Mango@lemmy.world 10 months ago
What data is public?
richieadler@lemmy.myserv.one 10 months ago
Cue the Max Headroom episode where the blanks (disconnected people) are chased by the censors because they steal cable so their children can watch the educational shows and learn to read, and they are forced to use clandestine printing presses to teach them.
mPony@kbin.social 10 months ago
what's this? an anti-corporate message that sneers at cable TV companies??? CANCEL THAT SHOW!!!
that show was so amazingly prescient: the theme of the first episode was how advertising literally kills its viewers and the news covers things up. No wonder they didn't get renewed. ;)

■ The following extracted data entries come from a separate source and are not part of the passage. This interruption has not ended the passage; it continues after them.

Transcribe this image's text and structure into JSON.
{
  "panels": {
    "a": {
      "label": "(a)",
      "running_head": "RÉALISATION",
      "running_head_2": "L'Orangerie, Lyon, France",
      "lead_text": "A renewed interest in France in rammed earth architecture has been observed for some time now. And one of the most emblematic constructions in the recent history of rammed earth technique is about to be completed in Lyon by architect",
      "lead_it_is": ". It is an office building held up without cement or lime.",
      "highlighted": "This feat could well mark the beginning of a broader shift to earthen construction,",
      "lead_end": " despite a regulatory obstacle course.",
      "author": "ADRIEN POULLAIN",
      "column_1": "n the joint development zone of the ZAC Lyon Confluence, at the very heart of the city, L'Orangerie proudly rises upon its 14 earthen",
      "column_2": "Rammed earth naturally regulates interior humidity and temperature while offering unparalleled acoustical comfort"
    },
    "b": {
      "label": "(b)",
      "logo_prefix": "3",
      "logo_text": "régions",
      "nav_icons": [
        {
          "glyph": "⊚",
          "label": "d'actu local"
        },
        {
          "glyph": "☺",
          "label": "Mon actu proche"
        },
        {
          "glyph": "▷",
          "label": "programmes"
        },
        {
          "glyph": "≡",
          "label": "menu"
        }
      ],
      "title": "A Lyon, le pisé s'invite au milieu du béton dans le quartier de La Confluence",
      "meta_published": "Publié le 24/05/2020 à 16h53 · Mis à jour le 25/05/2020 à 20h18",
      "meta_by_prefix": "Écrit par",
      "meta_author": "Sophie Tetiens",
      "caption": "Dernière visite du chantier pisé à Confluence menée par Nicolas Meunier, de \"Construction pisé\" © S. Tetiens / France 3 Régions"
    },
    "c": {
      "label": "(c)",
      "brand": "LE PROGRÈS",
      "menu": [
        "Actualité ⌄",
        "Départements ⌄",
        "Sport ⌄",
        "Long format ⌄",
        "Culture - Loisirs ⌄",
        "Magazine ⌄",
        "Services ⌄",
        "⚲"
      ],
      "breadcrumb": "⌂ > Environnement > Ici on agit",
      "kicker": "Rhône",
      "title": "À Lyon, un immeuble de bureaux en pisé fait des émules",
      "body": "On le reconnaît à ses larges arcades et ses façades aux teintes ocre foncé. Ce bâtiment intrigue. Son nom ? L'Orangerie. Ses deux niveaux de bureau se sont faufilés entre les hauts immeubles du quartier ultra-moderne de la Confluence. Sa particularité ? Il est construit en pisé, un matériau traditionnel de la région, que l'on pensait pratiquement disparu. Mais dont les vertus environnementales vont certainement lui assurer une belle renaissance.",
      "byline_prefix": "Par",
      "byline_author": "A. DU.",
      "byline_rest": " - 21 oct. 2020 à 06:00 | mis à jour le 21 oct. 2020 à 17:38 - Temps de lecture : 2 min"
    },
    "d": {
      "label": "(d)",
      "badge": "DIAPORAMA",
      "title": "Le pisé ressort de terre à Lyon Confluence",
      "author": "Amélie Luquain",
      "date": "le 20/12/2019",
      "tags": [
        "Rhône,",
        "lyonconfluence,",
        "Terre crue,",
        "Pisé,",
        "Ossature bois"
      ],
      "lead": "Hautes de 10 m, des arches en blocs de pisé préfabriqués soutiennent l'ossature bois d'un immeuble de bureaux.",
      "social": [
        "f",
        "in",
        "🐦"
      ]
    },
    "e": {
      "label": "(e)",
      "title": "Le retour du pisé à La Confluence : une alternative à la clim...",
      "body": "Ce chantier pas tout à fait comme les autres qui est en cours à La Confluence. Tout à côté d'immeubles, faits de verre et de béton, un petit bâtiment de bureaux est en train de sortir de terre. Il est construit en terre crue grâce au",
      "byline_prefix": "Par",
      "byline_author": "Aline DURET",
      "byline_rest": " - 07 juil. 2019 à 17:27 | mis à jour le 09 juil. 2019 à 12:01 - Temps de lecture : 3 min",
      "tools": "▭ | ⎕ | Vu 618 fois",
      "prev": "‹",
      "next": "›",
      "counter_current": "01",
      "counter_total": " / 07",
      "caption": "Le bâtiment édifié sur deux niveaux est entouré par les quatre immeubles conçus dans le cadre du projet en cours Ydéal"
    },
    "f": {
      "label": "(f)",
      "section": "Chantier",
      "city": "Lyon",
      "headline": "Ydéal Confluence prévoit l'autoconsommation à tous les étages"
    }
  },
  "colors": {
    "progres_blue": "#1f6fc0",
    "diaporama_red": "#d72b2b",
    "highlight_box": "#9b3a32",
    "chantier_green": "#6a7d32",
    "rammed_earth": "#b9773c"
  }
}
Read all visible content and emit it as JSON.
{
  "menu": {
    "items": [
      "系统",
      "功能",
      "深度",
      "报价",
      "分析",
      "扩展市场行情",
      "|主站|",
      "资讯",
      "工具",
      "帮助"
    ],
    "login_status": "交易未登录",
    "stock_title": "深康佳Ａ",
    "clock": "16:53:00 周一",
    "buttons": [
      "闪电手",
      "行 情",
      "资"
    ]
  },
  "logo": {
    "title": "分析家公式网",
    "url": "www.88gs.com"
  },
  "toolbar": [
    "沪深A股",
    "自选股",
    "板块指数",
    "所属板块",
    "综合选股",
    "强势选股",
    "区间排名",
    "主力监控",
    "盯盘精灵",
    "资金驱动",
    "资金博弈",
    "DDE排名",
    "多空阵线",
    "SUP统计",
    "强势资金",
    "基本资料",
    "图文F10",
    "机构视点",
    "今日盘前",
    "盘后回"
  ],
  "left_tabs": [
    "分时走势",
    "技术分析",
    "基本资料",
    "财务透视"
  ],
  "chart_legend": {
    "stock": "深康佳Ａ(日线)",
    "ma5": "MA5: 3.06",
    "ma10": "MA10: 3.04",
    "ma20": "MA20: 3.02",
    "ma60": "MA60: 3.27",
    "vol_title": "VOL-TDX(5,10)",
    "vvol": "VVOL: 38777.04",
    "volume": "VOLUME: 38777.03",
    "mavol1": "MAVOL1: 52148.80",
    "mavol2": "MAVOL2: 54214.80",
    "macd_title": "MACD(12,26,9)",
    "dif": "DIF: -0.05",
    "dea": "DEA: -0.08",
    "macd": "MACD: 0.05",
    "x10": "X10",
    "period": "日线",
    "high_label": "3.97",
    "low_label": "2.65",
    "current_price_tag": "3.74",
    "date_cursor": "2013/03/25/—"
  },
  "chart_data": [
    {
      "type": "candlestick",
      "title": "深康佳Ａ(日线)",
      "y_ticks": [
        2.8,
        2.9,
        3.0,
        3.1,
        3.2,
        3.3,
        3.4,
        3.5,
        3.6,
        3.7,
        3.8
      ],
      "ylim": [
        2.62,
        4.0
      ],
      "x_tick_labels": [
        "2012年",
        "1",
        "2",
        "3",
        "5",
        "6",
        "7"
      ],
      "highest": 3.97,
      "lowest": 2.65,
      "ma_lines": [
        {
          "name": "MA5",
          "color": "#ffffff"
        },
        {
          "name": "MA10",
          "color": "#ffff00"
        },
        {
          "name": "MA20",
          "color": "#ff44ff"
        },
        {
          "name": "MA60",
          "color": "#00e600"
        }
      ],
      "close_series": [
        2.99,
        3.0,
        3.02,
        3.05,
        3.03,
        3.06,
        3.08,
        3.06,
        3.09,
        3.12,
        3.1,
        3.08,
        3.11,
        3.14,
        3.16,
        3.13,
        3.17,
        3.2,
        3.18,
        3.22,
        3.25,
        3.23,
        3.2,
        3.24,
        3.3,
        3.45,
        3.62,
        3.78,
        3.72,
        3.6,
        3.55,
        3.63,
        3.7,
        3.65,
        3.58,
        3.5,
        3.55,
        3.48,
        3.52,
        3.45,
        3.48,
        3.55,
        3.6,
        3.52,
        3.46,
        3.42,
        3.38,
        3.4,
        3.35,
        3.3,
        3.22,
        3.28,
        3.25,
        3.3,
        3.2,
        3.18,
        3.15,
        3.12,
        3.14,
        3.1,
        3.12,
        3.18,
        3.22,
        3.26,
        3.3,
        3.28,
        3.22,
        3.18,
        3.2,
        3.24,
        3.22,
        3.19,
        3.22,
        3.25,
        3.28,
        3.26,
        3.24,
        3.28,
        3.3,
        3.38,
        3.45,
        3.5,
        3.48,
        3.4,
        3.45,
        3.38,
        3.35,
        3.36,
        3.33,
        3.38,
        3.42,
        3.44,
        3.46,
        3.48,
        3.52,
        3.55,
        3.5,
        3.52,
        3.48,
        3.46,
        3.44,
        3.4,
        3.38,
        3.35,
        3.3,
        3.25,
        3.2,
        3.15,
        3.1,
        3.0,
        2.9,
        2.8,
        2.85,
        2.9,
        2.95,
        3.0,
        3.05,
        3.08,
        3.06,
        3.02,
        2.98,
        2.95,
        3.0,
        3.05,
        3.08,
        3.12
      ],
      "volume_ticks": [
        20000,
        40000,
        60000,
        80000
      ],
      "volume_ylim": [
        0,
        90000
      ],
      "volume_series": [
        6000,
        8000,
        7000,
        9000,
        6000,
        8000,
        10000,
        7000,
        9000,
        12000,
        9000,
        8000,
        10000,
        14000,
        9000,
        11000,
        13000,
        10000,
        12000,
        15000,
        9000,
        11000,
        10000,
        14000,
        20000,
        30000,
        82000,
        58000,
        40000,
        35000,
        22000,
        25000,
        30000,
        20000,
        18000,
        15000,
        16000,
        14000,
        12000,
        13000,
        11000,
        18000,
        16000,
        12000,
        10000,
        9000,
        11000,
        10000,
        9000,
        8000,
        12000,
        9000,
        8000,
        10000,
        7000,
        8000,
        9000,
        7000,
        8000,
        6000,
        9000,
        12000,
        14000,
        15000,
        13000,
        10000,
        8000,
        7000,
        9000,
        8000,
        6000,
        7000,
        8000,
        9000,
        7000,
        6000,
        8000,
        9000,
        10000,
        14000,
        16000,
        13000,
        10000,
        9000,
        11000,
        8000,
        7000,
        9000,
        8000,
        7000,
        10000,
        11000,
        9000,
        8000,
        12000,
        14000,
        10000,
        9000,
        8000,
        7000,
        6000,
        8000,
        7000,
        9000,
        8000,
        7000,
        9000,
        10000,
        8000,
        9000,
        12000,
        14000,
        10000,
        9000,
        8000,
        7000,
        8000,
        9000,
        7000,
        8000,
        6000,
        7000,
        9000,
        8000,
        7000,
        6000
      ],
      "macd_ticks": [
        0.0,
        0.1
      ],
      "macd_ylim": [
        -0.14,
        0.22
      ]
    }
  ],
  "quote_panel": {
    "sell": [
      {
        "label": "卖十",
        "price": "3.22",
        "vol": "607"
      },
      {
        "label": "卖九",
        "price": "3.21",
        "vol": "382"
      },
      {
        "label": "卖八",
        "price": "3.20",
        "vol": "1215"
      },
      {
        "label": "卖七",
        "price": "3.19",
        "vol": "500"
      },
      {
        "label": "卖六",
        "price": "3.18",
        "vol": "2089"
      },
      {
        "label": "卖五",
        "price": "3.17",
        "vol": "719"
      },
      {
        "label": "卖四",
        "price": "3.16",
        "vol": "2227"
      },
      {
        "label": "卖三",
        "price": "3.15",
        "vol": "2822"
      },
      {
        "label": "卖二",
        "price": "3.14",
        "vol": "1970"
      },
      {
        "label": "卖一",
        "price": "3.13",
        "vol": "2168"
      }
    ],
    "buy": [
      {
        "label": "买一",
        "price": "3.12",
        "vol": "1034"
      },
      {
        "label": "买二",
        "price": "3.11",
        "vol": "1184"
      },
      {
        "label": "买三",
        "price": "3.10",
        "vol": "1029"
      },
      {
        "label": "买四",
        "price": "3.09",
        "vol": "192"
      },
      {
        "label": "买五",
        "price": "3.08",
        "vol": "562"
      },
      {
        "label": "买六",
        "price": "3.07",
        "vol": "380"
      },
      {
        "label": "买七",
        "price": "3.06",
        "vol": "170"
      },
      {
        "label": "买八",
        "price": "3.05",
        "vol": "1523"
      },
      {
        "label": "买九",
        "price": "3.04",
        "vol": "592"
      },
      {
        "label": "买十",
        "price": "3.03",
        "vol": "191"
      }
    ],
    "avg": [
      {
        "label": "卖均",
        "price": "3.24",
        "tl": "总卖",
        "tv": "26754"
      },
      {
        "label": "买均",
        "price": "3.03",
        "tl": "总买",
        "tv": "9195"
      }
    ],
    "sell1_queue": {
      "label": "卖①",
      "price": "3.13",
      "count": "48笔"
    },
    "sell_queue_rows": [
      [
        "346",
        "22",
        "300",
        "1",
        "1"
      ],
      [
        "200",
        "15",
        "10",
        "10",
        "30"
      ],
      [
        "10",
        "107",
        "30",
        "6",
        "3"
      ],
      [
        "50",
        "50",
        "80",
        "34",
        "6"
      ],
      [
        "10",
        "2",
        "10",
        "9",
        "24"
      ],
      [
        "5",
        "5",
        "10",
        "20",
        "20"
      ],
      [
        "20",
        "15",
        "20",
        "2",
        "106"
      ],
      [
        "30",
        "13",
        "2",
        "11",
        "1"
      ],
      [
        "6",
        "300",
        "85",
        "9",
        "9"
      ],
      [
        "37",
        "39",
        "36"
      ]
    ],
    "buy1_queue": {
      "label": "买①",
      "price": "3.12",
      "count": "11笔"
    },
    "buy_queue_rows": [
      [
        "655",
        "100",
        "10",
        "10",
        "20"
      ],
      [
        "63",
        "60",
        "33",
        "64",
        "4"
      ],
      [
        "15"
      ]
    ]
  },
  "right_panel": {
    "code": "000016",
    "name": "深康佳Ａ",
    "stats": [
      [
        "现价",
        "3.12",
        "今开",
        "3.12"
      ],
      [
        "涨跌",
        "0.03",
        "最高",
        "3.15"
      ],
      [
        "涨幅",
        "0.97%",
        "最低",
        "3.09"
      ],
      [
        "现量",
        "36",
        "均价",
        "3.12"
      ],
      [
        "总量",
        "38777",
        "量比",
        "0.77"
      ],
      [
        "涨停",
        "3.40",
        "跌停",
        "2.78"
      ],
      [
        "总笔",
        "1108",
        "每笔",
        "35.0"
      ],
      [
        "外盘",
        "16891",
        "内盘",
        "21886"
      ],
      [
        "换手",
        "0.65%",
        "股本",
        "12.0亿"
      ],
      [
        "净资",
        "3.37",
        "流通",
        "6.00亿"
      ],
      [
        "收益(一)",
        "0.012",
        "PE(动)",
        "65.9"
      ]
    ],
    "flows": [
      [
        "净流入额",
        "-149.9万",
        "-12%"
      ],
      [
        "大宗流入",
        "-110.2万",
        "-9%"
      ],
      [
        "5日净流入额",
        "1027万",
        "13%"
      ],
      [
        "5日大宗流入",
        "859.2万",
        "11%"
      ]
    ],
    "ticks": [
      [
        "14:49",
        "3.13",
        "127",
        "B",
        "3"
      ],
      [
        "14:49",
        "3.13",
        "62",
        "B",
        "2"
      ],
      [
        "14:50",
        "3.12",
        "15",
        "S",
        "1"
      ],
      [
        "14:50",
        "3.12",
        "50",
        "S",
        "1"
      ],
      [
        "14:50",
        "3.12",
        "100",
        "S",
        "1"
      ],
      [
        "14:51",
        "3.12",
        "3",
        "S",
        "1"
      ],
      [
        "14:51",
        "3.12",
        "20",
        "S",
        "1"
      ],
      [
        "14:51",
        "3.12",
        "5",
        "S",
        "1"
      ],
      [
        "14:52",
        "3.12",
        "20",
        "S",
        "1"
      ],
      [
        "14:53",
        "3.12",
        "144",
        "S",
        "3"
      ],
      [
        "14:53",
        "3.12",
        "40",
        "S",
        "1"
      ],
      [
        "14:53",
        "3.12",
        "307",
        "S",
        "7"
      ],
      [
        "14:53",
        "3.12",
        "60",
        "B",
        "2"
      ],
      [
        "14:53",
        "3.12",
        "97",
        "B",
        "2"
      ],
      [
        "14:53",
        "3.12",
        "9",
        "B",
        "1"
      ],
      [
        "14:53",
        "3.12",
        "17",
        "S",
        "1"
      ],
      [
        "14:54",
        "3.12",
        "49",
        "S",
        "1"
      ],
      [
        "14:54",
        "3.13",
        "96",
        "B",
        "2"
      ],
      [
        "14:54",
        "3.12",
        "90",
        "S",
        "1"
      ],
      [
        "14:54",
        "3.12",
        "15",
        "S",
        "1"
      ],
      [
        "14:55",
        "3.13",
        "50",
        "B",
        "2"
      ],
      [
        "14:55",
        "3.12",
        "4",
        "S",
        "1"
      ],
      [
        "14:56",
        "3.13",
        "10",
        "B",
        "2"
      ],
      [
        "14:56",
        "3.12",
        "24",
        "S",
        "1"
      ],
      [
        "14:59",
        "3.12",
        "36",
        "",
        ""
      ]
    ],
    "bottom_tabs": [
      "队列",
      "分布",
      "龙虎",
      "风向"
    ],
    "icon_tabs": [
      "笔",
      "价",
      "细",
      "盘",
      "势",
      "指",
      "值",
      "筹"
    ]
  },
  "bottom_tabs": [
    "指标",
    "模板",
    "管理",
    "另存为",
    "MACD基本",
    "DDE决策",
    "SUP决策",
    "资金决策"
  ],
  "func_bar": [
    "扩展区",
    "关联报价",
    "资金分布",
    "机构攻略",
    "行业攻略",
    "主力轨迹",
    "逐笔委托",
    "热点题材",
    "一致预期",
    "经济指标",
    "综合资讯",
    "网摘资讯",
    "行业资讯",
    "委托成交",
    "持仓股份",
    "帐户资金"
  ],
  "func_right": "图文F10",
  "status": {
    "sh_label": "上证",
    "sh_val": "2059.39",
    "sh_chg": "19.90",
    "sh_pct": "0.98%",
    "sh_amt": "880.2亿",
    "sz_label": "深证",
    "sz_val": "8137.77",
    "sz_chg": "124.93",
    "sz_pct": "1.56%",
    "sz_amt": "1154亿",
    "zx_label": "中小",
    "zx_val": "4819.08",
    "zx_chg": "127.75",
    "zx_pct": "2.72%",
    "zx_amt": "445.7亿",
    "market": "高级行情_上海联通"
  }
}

grue@lemmy.world 10 months ago
Reminds me of this: www.gnu.org/philosophy/right-to-read.html
burliman@lemmy.world 10 months ago
givesomefucks@lemmy.world 10 months ago
Because it’s easy to get these chatbots to output direct copyrighted text…
Even ones the company never paid for, not even just a subscription for a single human to view the articles they’re reproducing. Like, think of it as buying a movie, then burning a copy for anyone who asks.
Which reproducing word for word for people who didn’t pay is still a whole nother issue. So this is more like torrenting a movie, then seeding it.
TwilightVulpine@lemmy.world 10 months ago
Because humans have more rights than tools. You are free to look at copyrighted text and pictures, memorize them and describe them to others. It doesn’t mean you can use a camera to take and share pictures of it.
Acting like every right that AIs have must be identical to humans’, and if not that means the erosion of human rights, is a fundamentally flawed argument.